SELAS MJS Partners en qualité de liquidateur judiciaire de la SAS Flasche, désigné à cette fonction par jugement du tribunal de commerce de Lille Métropole en date du 22 décembre 2020

ayant son siège social, [Adresse 2]

représentée par Me Thomas Deschryver, avocat constitué, substitué par Me Stéphanie Forest, avocats au barreau de Lille

INTIMÉE

SAS Chauffamat, prise en la personne de ses représentants légaux domiciliés en cette qualité audit siège

ayant son siège social, [Adresse 1]

représentée par Me Aurélie Jeanson, avocat au barreau de Lille, avocat constitué,

assistée de Me Christian Lequint, avocat au barreau de Lille, avocat plaidant

DÉBATS à l'audience publique du 19 mars 2024 tenue par Nadia Cordier, magistrat chargé d'instruire le dossier qui, après rapport oral de l'affaire, a entendu seule les plaidoiries, les conseils des parties ne s'y étant pas opposés et qui en a rendu compte à la cour dans son délibéré (article 805 du code de procédure civile).
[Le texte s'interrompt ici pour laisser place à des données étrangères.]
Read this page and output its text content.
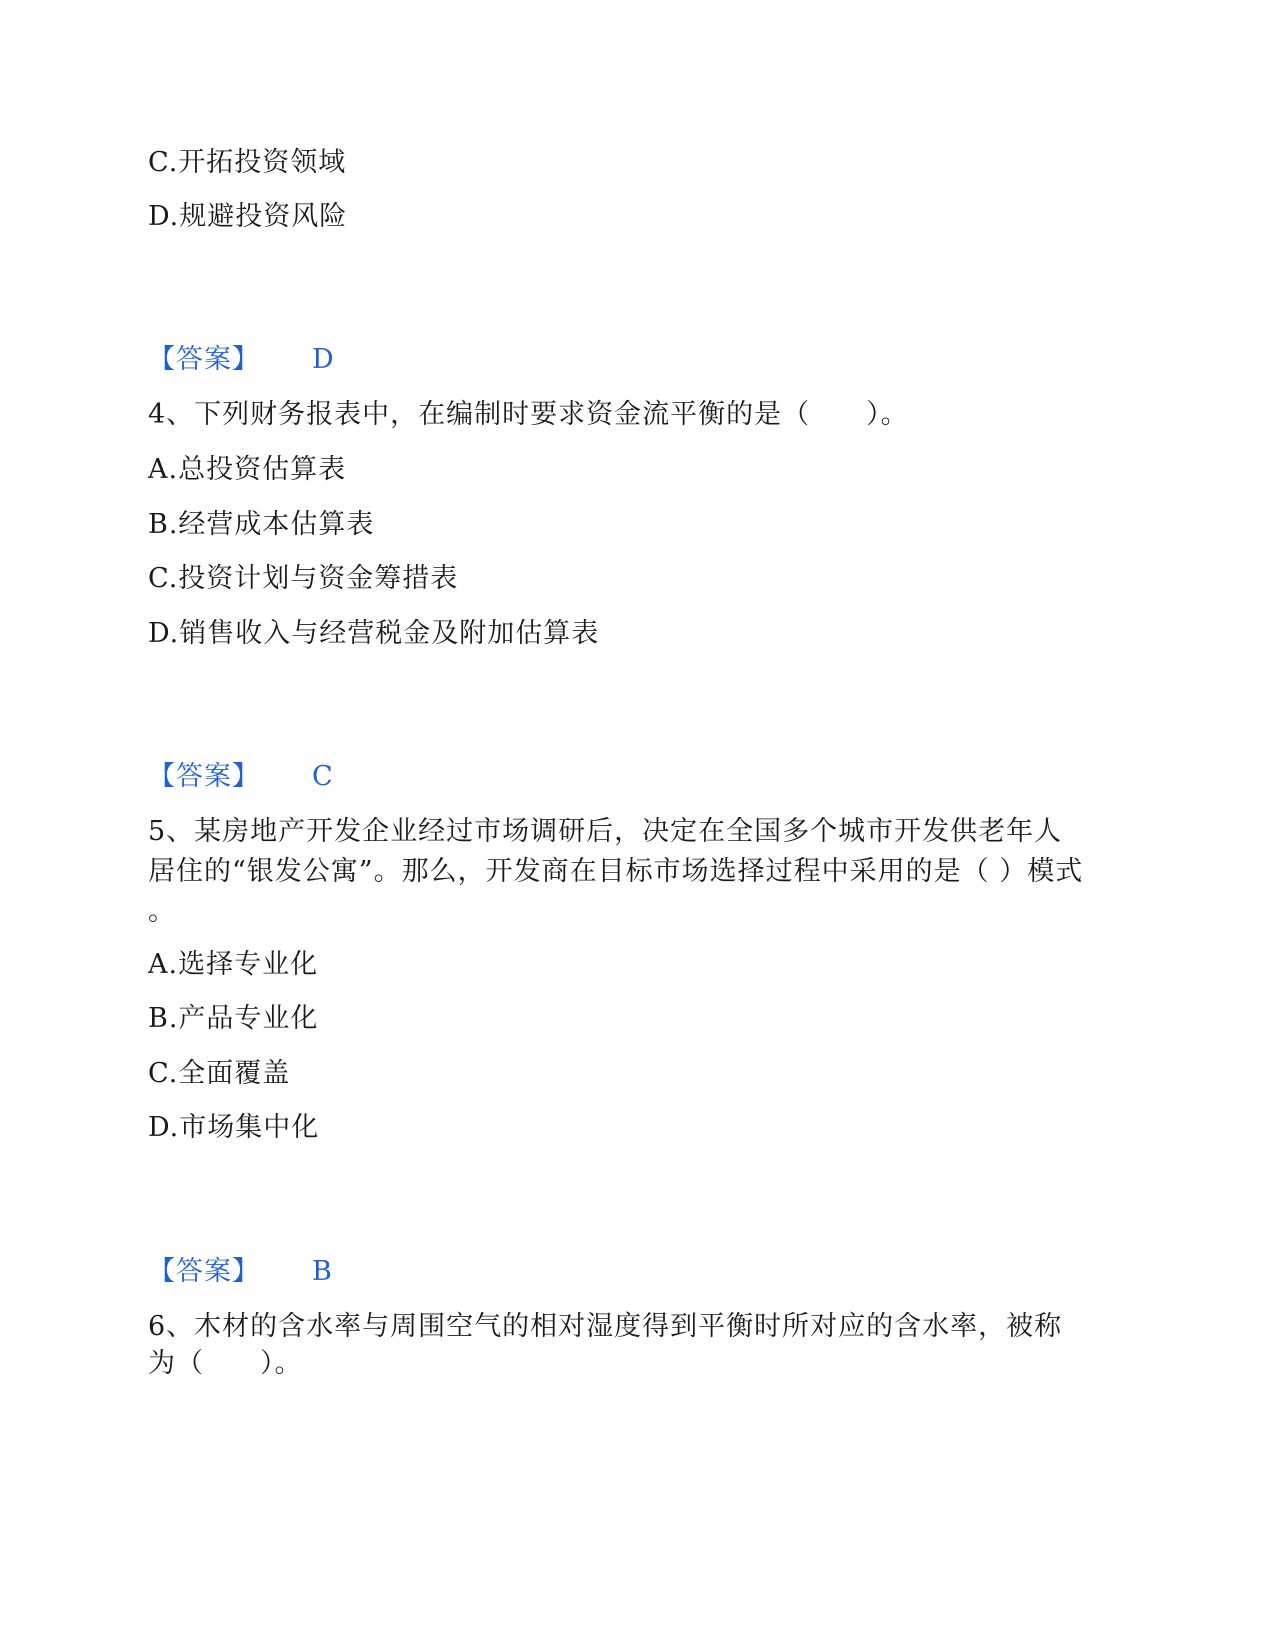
C.开拓投资领域
D.规避投资风险
【答案】 D
4、下列财务报表中，在编制时要求资金流平衡的是（　　）。
A.总投资估算表
B.经营成本估算表
C.投资计划与资金筹措表
D.销售收入与经营税金及附加估算表
【答案】 C
5、某房地产开发企业经过市场调研后，决定在全国多个城市开发供老年人
居住的“银发公寓”。那么，开发商在目标市场选择过程中采用的是（ ）模式
。
A.选择专业化
B.产品专业化
C.全面覆盖
D.市场集中化
【答案】 B
6、木材的含水率与周围空气的相对湿度得到平衡时所对应的含水率，被称
为（　　）。
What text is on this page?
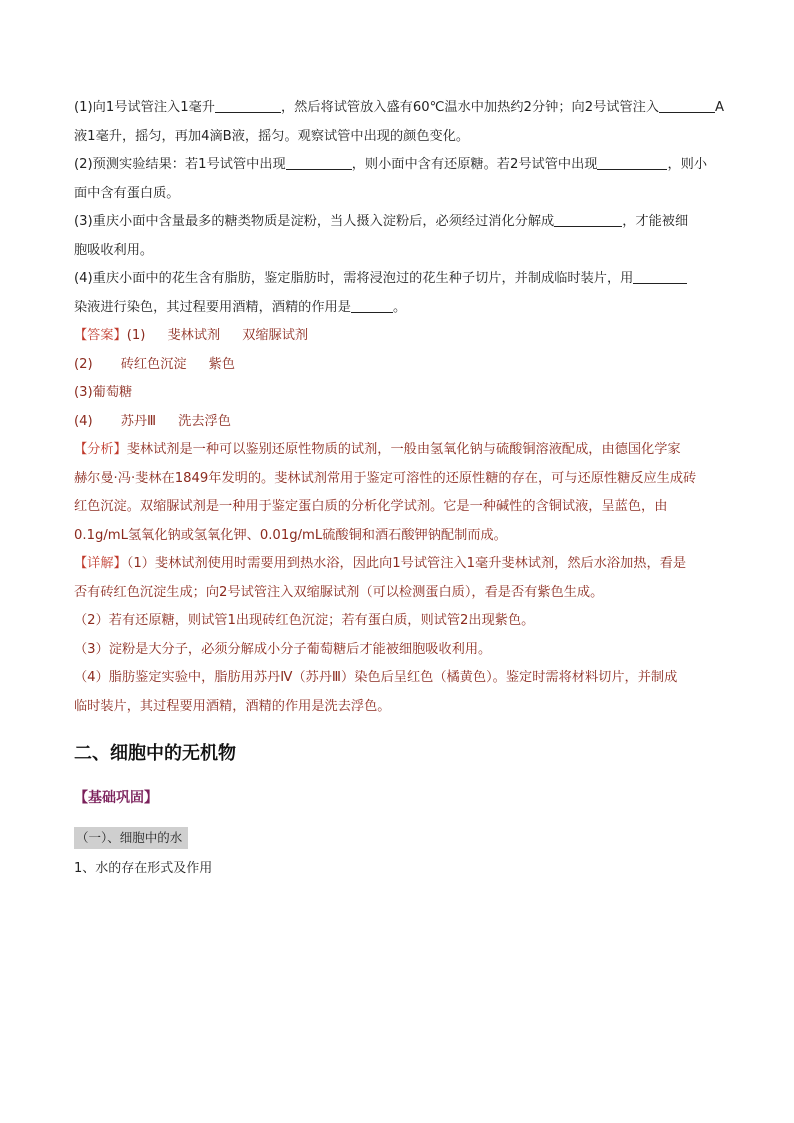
(1)向1号试管注入1毫升	，然后将试管放入盛有60℃温水中加热约2分钟；向2号试管注入	A
液1毫升，摇匀，再加4滴B液，摇匀。观察试管中出现的颜色变化。
(2)预测实验结果：若1号试管中出现	，则小面中含有还原糖。若2号试管中出现	，则小
面中含有蛋白质。
(3)重庆小面中含量最多的糖类物质是淀粉，当人摄入淀粉后，必须经过消化分解成	，才能被细
胞吸收利用。
(4)重庆小面中的花生含有脂肪，鉴定脂肪时，需将浸泡过的花生种子切片，并制成临时装片，用
染液进行染色，其过程要用酒精，酒精的作用是	。
【答案】(1) 斐林试剂 双缩脲试剂
(2) 砖红色沉淀 紫色
(3)葡萄糖
(4) 苏丹Ⅲ 洗去浮色
【分析】斐林试剂是一种可以鉴别还原性物质的试剂，一般由氢氧化钠与硫酸铜溶液配成，由德国化学家
赫尔曼·冯·斐林在1849年发明的。斐林试剂常用于鉴定可溶性的还原性糖的存在，可与还原性糖反应生成砖
红色沉淀。双缩脲试剂是一种用于鉴定蛋白质的分析化学试剂。它是一种碱性的含铜试液，呈蓝色，由
0.1g/mL氢氧化钠或氢氧化钾、0.01g/mL硫酸铜和酒石酸钾钠配制而成。
【详解】（1）斐林试剂使用时需要用到热水浴，因此向1号试管注入1毫升斐林试剂，然后水浴加热，看是
否有砖红色沉淀生成；向2号试管注入双缩脲试剂（可以检测蛋白质），看是否有紫色生成。
（2）若有还原糖，则试管1出现砖红色沉淀；若有蛋白质，则试管2出现紫色。
（3）淀粉是大分子，必须分解成小分子葡萄糖后才能被细胞吸收利用。
（4）脂肪鉴定实验中，脂肪用苏丹Ⅳ（苏丹Ⅲ）染色后呈红色（橘黄色）。鉴定时需将材料切片，并制成
临时装片，其过程要用酒精，酒精的作用是洗去浮色。
二、细胞中的无机物
【基础巩固】
（一）、细胞中的水
1、水的存在形式及作用
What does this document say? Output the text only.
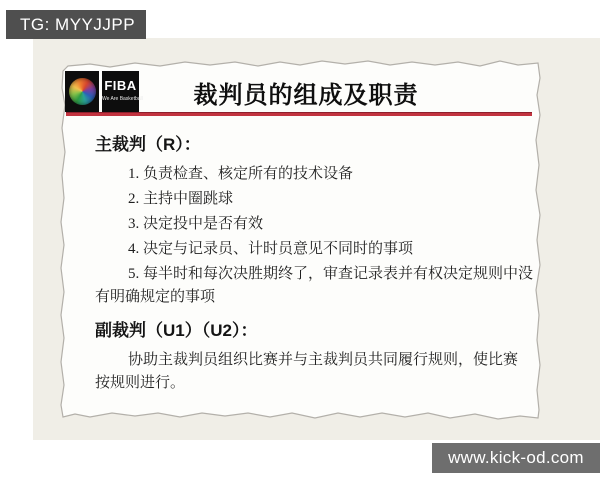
FIBA
We Are Basketball 裁判员的组成及职责

主裁判（R）：

1. 负责检查、核定所有的技术设备

2. 主持中圈跳球

3. 决定投中是否有效

4. 决定与记录员、计时员意见不同时的事项

5. 每半时和每次决胜期终了，审查记录表并有权决定规则中没有明确规定的事项

副裁判（U1）（U2）：

协助主裁判员组织比赛并与主裁判员共同履行规则，使比赛按规则进行。

TG: MYYJJPP
www.kick-od.com
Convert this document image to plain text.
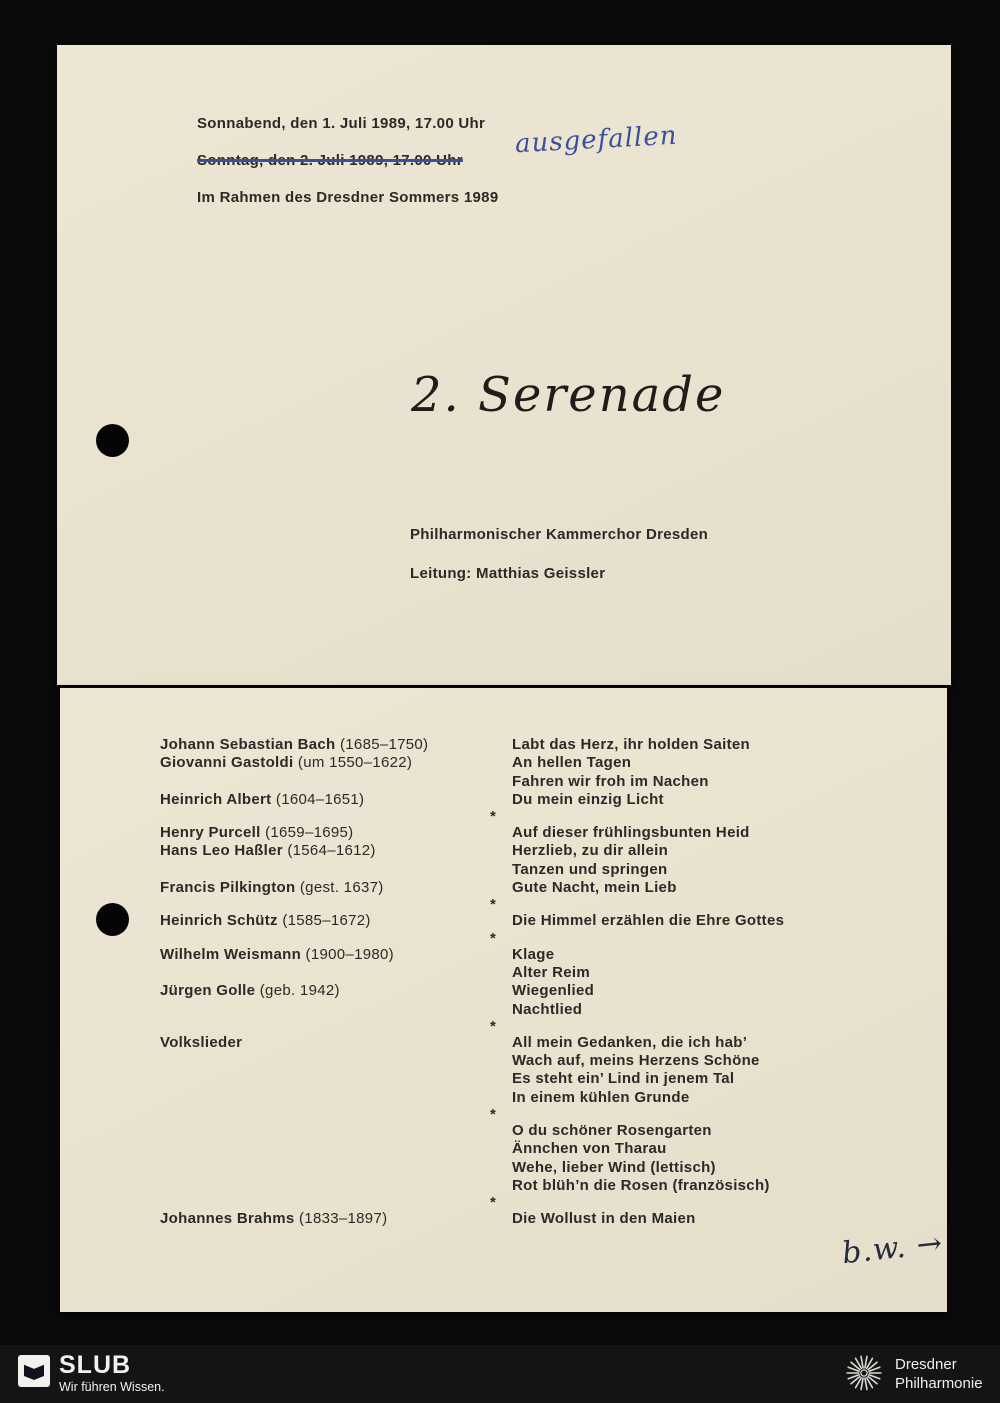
Sonnabend, den 1. Juli 1989, 17.00 Uhr
Sonntag, den 2. Juli 1989, 17.00 Uhr
Im Rahmen des Dresdner Sommers 1989
ausgefallen
2. Serenade
Philharmonischer Kammerchor Dresden
Leitung: Matthias Geissler
Johann Sebastian Bach (1685–1750)	Labt das Herz, ihr holden Saiten
Giovanni Gastoldi (um 1550–1622)	An hellen Tagen
Fahren wir froh im Nachen
Heinrich Albert (1604–1651)	Du mein einzig Licht
*
Henry Purcell (1659–1695)	Auf dieser frühlingsbunten Heid
Hans Leo Haßler (1564–1612)	Herzlieb, zu dir allein
Tanzen und springen
Francis Pilkington (gest. 1637)	Gute Nacht, mein Lieb
*
Heinrich Schütz (1585–1672)	Die Himmel erzählen die Ehre Gottes
*
Wilhelm Weismann (1900–1980)	Klage
Alter Reim
Jürgen Golle (geb. 1942)	Wiegenlied
Nachtlied
*
Volkslieder	All mein Gedanken, die ich hab’
Wach auf, meins Herzens Schöne
Es steht ein’ Lind in jenem Tal
In einem kühlen Grunde
*
O du schöner Rosengarten
Ännchen von Tharau
Wehe, lieber Wind (lettisch)
Rot blüh’n die Rosen (französisch)
*
Johannes Brahms (1833–1897)	Die Wollust in den Maien
b.w. →
SLUB
Wir führen Wissen.
Dresdner
Philharmonie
Les parties ont été avisées à l'issue des débats que l'arrêt serait prononcé par sa mise à disposition au greffe.

GREFFIER LORS DES DÉBATS : Marlène Tocco

COMPOSITION DE LA COUR LORS DU DÉLIBÉRÉ

Stéphanie Barbot, présidente de chambre

Nadia Cordier, conseiller

Anne Soreau, conseiller

ARRÊT CONTRADICTOIRE prononcé publiquement par mise à disposition au greffe le 13 juin 2024 (date indiquée à l'issue des débats) et signé par Stéphanie Barbot, présidente et Marlène Tocco, greffier, auquel la minute a été remise par le magistrat signataire.

ORDONNANCE DE CLÔTURE DU : 20 février 2024

****

FAITS ET PROCEDURE

 

Le 21 septembre 2020, la société Flasche a été placée en redressement judiciaire, la SELAS BMA ayant été désignée en qualité d'administrateur judiciaire et la SELAS MJS Partners, en qualité de mandataire judiciaire.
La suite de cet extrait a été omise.